SHOW REVIEW: Juice & The Machine
LOCATION: The Metro, Chicago, IL
Feb 2, 2007
Even though the fateful game was still more than a day away, the overall tenor of Friday’s show at Chicago’s Metro was one of triumph approaching hubris. Equal parts concert and pep rally, each artist who took the stage to celebrate the release of Juice and the Machine’s latest album Live from the Party took every opportunity to show their Chicago love and pump the crowd for Sunday’s Bowl game. It was blatant pandering, but no one in the audience seemed to mind.
Juice and the Machine, a collaboration between Chicago underground legend Juice and jazz fusion outfit The Machine, took the stage after midnight, following a host of largely forgettable opening acts. It’s a combination that works. The group came out of the gate swinging with a jazzed out reworking of "Day in the Life," and never dropped the ball once during the entire hour-long set.

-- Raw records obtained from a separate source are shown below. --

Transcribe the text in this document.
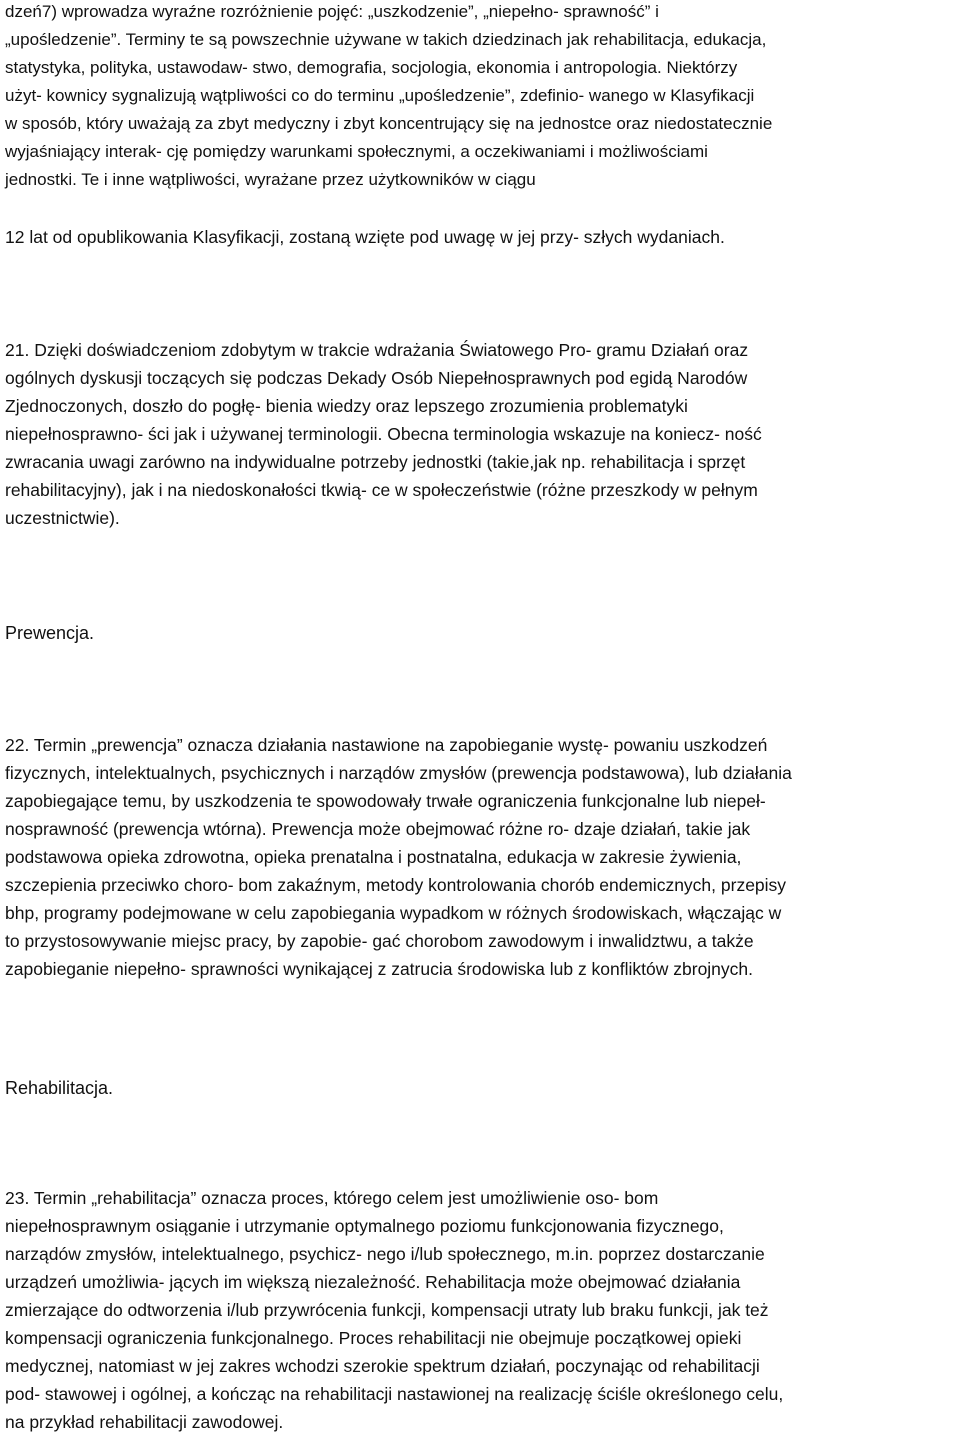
dzeń7) wprowadza wyraźne rozróżnienie pojęć: „uszkodzenie”, „niepełno- sprawność” i
„upośledzenie”. Terminy te są powszechnie używane w takich dziedzinach jak rehabilitacja, edukacja,
statystyka, polityka, ustawodaw- stwo, demografia, socjologia, ekonomia i antropologia. Niektórzy
użyt- kownicy sygnalizują wątpliwości co do terminu „upośledzenie”, zdefinio- wanego w Klasyfikacji
w sposób, który uważają za zbyt medyczny i zbyt koncentrujący się na jednostce oraz niedostatecznie
wyjaśniający interak- cję pomiędzy warunkami społecznymi, a oczekiwaniami i możliwościami
jednostki. Te i inne wątpliwości, wyrażane przez użytkowników w ciągu
12 lat od opublikowania Klasyfikacji, zostaną wzięte pod uwagę w jej przy- szłych wydaniach.
21. Dzięki doświadczeniom zdobytym w trakcie wdrażania Światowego Pro- gramu Działań oraz
ogólnych dyskusji toczących się podczas Dekady Osób Niepełnosprawnych pod egidą Narodów
Zjednoczonych, doszło do pogłę- bienia wiedzy oraz lepszego zrozumienia problematyki
niepełnosprawno- ści jak i używanej terminologii. Obecna terminologia wskazuje na koniecz- ność
zwracania uwagi zarówno na indywidualne potrzeby jednostki (takie,jak np. rehabilitacja i sprzęt
rehabilitacyjny), jak i na niedoskonałości tkwią- ce w społeczeństwie (różne przeszkody w pełnym
uczestnictwie).
Prewencja.
22. Termin „prewencja” oznacza działania nastawione na zapobieganie wystę- powaniu uszkodzeń
fizycznych, intelektualnych, psychicznych i narządów zmysłów (prewencja podstawowa), lub działania
zapobiegające temu, by uszkodzenia te spowodowały trwałe ograniczenia funkcjonalne lub niepeł-
nosprawność (prewencja wtórna). Prewencja może obejmować różne ro- dzaje działań, takie jak
podstawowa opieka zdrowotna, opieka prenatalna i postnatalna, edukacja w zakresie żywienia,
szczepienia przeciwko choro- bom zakaźnym, metody kontrolowania chorób endemicznych, przepisy
bhp, programy podejmowane w celu zapobiegania wypadkom w różnych środowiskach, włączając w
to przystosowywanie miejsc pracy, by zapobie- gać chorobom zawodowym i inwalidztwu, a także
zapobieganie niepełno- sprawności wynikającej z zatrucia środowiska lub z konfliktów zbrojnych.
Rehabilitacja.
23. Termin „rehabilitacja” oznacza proces, którego celem jest umożliwienie oso- bom
niepełnosprawnym osiąganie i utrzymanie optymalnego poziomu funkcjonowania fizycznego,
narządów zmysłów, intelektualnego, psychicz- nego i/lub społecznego, m.in. poprzez dostarczanie
urządzeń umożliwia- jących im większą niezależność. Rehabilitacja może obejmować działania
zmierzające do odtworzenia i/lub przywrócenia funkcji, kompensacji utraty lub braku funkcji, jak też
kompensacji ograniczenia funkcjonalnego. Proces rehabilitacji nie obejmuje początkowej opieki
medycznej, natomiast w jej zakres wchodzi szerokie spektrum działań, poczynając od rehabilitacji
pod- stawowej i ogólnej, a kończąc na rehabilitacji nastawionej na realizację ściśle określonego celu,
na przykład rehabilitacji zawodowej.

Juice shared vocal duties with former Chicago Idol winner Russoul, whose gospel tenor and vocal acrobatics proved the perfect counterpoint to Juice’s unbroken lyrical assault. Russoul was dressed for Sunday and worked the crowd as well as any Baptist preacher, and when the melody descended into a wild, church-choir break-down during the song "Black," he flailed around the stage like a Pentecostal slain in the spirit.
It’s an impressive collection of talent all around. Saxophonist Aaron Getsug, named one of Chicago’s five finest Jazz musicians by the Tribune, couldn’t have been smoother, and the Machine’s rhythm section, featuring Tim Lincoln on bass and Brian Abraham on drums, kept time unfailingly. One of the most impressive performances of the night, however, was Brian Felix on the keys, who played a stunning solo during "Sincerely." Indeed, "The Machine" is almost an ironic moniker; whereas the other MC’s performed in lock-step to a DJ soundtrack, the smooth, responsive accompaniment spun by The Machine was the very antithesis of mechanistic, proving that even in the world of hip-hop, there’s no substitute for a live, flesh-and-blood band.
They ended the night with a bang, encoring with an anthemic tribute to their beloved city, "Stay Chi." In the song "Sincerely," Juice raps "Sometimes the illest rappers you know don’t get record deals/ Sometimes they underground legends roaming the street." If Friday’s performance is any indication, Juice’s days of roaming the streets are drawing rapidly to a close.